To form his coalition, the prime minister allied with ultra-orthodox Jewish religious parties who believe only in Torah law, and resented the Supreme Court for blocking the exemption of their seminary students from military duty. Netanyahu’s government has already introduced legislation to make such an exemption permanent.
He has also allied with extreme nationalist parties whose leaders — Finance Minister Bezalel Smotrich and National Security Minister Itamar Ben-Gvir — have been accused or convicted of terrorism, and seek to annex the West Bank. They make racist threats against Palestinians and encourage young settlers to violence. Yet Ben-Gvir has been promised his own private militia.
The strains between ultra-orthodox and secular Israelis, and between populists and supporters of liberal democracy are not new. But no government has ever bestowed such power on extremists, who were politically ostracized until the last few years.
I discussed this with Boaz Tamir, one of the demonstration coordinators, a well-known Israeli entrepreneur who has helped develop some of the country’s largest business organizations. An app he founded, My Record, is being used by demonstrators to record and share their experiences in the pro-democracy struggle. He also is one of the founders of Men and Women at Arms, an umbrella group that coordinates units of military reservists who march in the demonstrations.
Two major issues, he told me, have driven reservists from elite units - who report on a voluntary basis and still play key roles in the military - to support the protests.
The first is demographic: elite units such as pilots, cyber warriors and commandos, carry some of the heaviest burdens of defending Israel, while the fast growing ultra-orthodox population shirks its military duty. “The religious parties now have more power now but carry less of the burden,” Tamir said.
The second concern, Tamir said, is that the Netanyahu government is abetting the rise of “ultra-nationalist messianism to power.” Regular army units wind up protecting settlers on the occupied West Bank, while elite units do the heavy lifting of securing Israelis from Iran and its proxies, such as Hezbollah and Hamas. Tamir said the culture of these elite units is democratic and “they say we won’t serve a non-democratic government.”
Nor will coastal innovators who created its “start up nation” tech boom stick around if the country rejects liberal values. Many will leave if the religious-nationalist coalition remains in power and foreign investment shrinks. Moody’s has taken note, downgrading Israel’s credit ranking.
Ayalon also fears that the longer occupation of Palestinian territories continues, the closer Israel gets “to the [supremacist] Judaism of Smotrich, and Ben-Gvir, not the Judaism of the founders. People who prefer the racist type of Judaism are now in government,” he said.
Despite this, organizers of the protests have made a conscious decision to postpone raising the Palestinian issue, and even the question of discrimination against Israel’s Palestinian citizens, in order to expand support on the center-right from those tiring of Netanyahu.

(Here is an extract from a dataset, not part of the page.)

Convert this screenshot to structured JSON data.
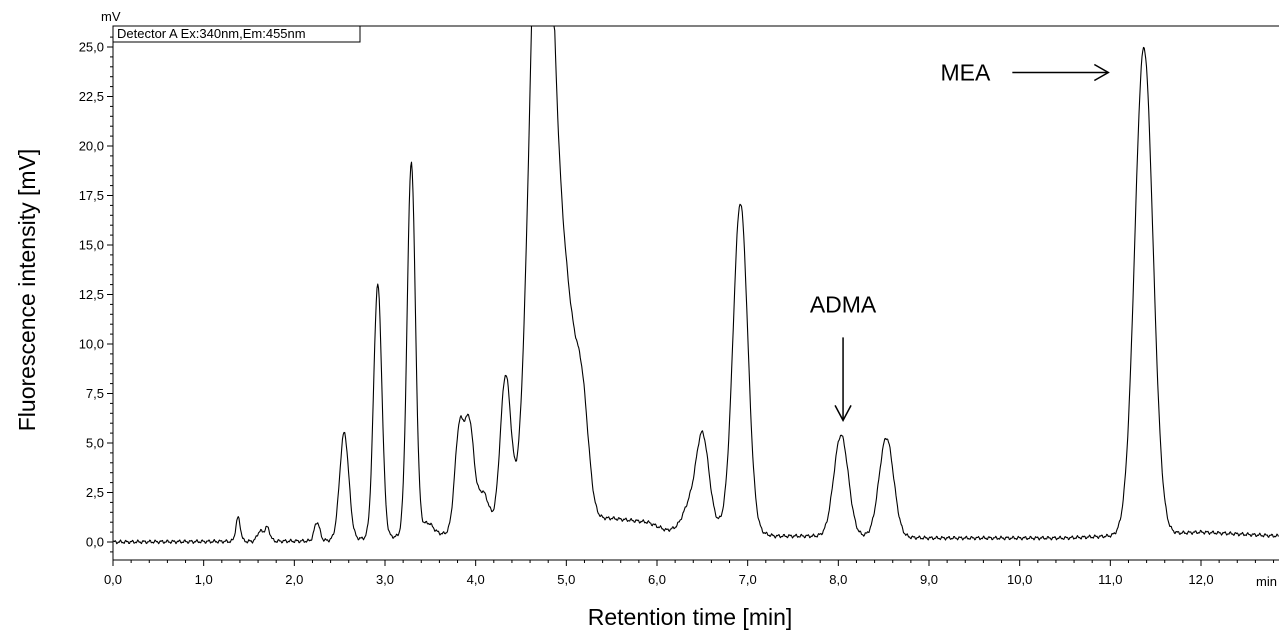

Only a few hundred marchers standing along the demonstration route held signs saying “No democracy with occupation.”
Meantime, the demonstrators wait to see if President Isaac Herzog can negotiate an unlikely compromise on the legal issues between Netanyahu and opposition parties. Some believe the prime minister’s dropping poll numbers, and the Moody’s ranking, may force him to postpone the legislation.
Yet if the talks fail, and the prime minister jams through the so-called reforms, the current Supreme Court will likely rule the laws illegal. This would force Israel’s army, police, intelligence agencies and civil servants to decide whom to follow — the court or the government.
“For the time being, there is not a civil war,” Ayalon said, “but no one can say it won’t happen. If anyone tells you he knows what will happen, it is nonsense. Anything can happen. Anything.”